Tony Ward aux cotés de Thomas Ruff, Richard Kern, Pascal Bernier..... se réunissent à la galerie Parisud pour une exposition forte et déroutante qui confrontera leurs productions photographiques à des créations vidéos, ainsi qu'à la performance, rendant compte du passage qui s'opère entre ces divers domaines.

Ces artistes au tempérament provocateur présenteront des oeuvres qui nous font avancer sur le terrain de la tolérance et nous invitent à respecter l'autre dans toute sa différence.

En vis-à-vis de leurs oeuvres, d'autres artistes photographes et vidéastes présenteront leurs travaux aux murs et dans l'espace vidéo. Dans son ensemble, l'exposition « Sexe et Convenances » prendra position sur le rapport contradictoire du regard humain et des convenances sociales en matière de liberté sexuelle.

Liuba, une jeune artiste s'exprimant au travers de la performance et de la vidéo, nous confrontera aux limites fluctuantes des notions de décence et d'indécence, en les mettant en équilibre sur la frontière vacillante qui dissocie l'espace public de l'espace privé.

Cette « exhibition », pour employer le terme anglo-saxon, tentera de voir dans quelle mesure le déplacement des codes produit par l'introduction des images dans le champ réservé des arts permet de déplacer la frontière du décent et de l'indécent, pour tout ce qui touche (de très près) à la sexualité humaine.
Elle se déploiera suivant plusieurs domaines de recherche : à travers les oeuvres photographiques de Thomas Ruff, Tony Ward, Richard Kern, Natacha Merritt, confrontées aux vidéos de Torsten Lauchmann, Frédéric Lecomte, Natacha Merritt, Richard Kern, Pascal Bernier, Valérie Pavia et Ovidie ainsi qu'à la performance de Liuba qui aura lieu le soir du vernissage.

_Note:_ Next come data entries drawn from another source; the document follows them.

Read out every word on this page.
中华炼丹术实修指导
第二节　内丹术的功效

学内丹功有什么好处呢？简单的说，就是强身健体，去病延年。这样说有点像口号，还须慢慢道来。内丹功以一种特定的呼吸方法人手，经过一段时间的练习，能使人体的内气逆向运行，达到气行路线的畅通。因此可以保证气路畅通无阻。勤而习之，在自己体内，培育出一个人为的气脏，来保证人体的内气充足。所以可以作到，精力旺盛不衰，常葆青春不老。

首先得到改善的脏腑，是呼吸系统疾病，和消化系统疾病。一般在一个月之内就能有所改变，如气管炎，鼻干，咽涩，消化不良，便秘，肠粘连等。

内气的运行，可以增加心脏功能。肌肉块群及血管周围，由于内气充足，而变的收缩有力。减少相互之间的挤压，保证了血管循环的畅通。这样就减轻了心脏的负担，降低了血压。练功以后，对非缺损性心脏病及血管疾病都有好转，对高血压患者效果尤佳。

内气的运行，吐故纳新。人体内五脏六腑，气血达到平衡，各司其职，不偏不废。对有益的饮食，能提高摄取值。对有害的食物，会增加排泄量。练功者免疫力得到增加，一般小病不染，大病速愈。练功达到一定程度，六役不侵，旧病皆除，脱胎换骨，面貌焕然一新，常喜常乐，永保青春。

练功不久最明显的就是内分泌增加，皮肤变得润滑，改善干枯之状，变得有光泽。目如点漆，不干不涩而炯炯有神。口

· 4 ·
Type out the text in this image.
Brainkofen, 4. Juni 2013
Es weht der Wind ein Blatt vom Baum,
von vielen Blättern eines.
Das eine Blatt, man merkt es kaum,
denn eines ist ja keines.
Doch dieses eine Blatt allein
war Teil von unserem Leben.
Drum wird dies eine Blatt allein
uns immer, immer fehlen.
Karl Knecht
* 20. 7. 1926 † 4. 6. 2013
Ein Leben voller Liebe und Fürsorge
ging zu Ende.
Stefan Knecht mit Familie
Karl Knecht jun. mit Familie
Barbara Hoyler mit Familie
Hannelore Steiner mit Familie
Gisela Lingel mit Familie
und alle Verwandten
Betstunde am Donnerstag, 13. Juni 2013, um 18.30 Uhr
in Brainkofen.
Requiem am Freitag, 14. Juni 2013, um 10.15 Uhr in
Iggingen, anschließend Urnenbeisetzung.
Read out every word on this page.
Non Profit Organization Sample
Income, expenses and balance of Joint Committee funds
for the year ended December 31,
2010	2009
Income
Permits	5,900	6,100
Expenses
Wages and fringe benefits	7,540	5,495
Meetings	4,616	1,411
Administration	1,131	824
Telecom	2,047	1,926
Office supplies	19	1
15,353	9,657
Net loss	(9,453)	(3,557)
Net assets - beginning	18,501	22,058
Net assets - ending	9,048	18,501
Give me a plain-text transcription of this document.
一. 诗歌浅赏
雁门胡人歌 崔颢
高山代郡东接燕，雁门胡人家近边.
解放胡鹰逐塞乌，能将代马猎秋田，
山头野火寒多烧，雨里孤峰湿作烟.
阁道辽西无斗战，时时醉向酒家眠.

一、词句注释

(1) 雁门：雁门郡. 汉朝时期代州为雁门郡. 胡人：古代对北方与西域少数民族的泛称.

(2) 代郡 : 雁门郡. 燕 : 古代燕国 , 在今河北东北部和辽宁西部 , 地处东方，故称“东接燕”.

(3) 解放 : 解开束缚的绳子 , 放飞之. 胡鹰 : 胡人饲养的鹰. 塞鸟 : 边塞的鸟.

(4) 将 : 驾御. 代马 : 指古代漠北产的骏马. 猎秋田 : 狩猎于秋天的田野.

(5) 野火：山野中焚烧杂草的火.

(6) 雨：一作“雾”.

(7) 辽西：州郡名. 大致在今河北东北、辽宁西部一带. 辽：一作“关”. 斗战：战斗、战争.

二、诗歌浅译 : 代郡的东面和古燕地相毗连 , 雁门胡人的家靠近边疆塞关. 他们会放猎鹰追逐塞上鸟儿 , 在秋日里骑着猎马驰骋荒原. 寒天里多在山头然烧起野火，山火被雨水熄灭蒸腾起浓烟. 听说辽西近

Le rapport au sexe, conditionné par les pressions sociales et familiales, par la publicité, ou vu à travers la pornographie, constitue le centre problématique de cette exposition.
Celle-ci tente en effet de mettre en évidence les lignes directrices suivies dans l'art de ces quinze dernières années pour rendre compte de l'évolution des mœurs en occident, de l'intimité des couples aux jeux sexuels de groupe, en passant par la banalisation de l'image du corps, et par le regard que la femme porte sur la sexualité.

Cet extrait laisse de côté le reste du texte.